Il est vrai que le Front National et son message de haine raciale figurent en bonne place dans les grands médias. Mais ceci n’explique pas tout. Les causes de la progression du Front National sont bien plus profondes. Le chômage de masse pousse des millions de personnes dans le désespoir. Une énorme colère contre « le système » s’accumule. Le nombre de familles mal nourries augmente. L’humeur de cette population « oubliée » est contagieuse, parce que des millions de travailleurs qui ne sont pas aussi pauvres sentent, eux aussi, qu’il suffirait de peu pour qu’ils chutent à leur tour. La colère s’empare aussi des couches intermédiaires – petits commerçants, entrepreneurs, artisans, etc. – qui s’enlisent dans des difficultés. Alors que la misère se répand à la base de la société, les choses se passent tout autrement au sommet. Les riches s’enrichissent davantage.

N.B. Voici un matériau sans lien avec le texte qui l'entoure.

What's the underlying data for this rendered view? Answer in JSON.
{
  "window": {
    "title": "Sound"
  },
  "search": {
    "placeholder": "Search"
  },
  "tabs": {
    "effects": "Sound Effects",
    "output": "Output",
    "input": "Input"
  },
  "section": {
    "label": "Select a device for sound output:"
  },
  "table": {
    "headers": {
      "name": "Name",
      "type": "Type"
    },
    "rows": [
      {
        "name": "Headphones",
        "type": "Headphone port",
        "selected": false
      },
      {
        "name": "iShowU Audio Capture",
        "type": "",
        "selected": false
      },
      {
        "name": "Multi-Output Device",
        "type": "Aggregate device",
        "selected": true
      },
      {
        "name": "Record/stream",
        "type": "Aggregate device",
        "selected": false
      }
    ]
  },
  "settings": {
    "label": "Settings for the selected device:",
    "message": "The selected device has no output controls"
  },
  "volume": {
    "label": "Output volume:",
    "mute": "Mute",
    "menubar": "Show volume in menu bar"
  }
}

Les institutions de l’Etat sont discréditées. Les étiquettes politiques changent de temps en temps, mais les problèmes sociaux et économiques demeurent et s’aggravent. Les gouvernements (de droite ou de « gauche ») ne sont que les masques temporaires d’un appareil d’Etat corrompu. Les « affaires » et scandales financiers éclatent et s’enchaînent les uns après les autres.

La devise de la République est Liberté, Egalité, Fraternité, mais c’est une République capitaliste, faisant partie intégrante d’un système fondé sur l’exploitation d’une classe par une autre. Il ne doit pas y avoir un seul des ces « gros contrats » qui rapportent des millions aux affairistes et spéculateurs, dans lesquels l’Etat « républicain » n’est pas impliqué d’une façon ou d’une autre. C’est le régime des grands possédants, l’Etat des riches.

Est-il vraiment étonnant, dans ce contexte, que les partis du statu quo – du maintien de l’ordre établi – se discréditent et s’affaiblissent ? Le soutien accordé au Front National s’explique par son image savamment entretenue d’un parti extérieur au « système », d’un parti proposant un changement radical. Le besoin d’un tel changement est profondément ressenti par une fraction grandissante et de plus en désespérée de la société française.

En réalité, le Front National est un parti au service de l’ordre établi. Le racisme qui sous-tend toute la politique du Front National sert directement les intérêts de la classe capitaliste. Si le Front National désigne les « immigrés » et les « étrangers » comme responsables de la crise, c’est précisément pour exonérer les vrais coupables. Le travailleur qui projette sa haine contre son voisin, dont la couleur ou les croyances religieuses sont différentes, ne voit pas que les capitalistes sont la véritable cause de ses malheurs.

Non au soi-disant « Front Républicain » !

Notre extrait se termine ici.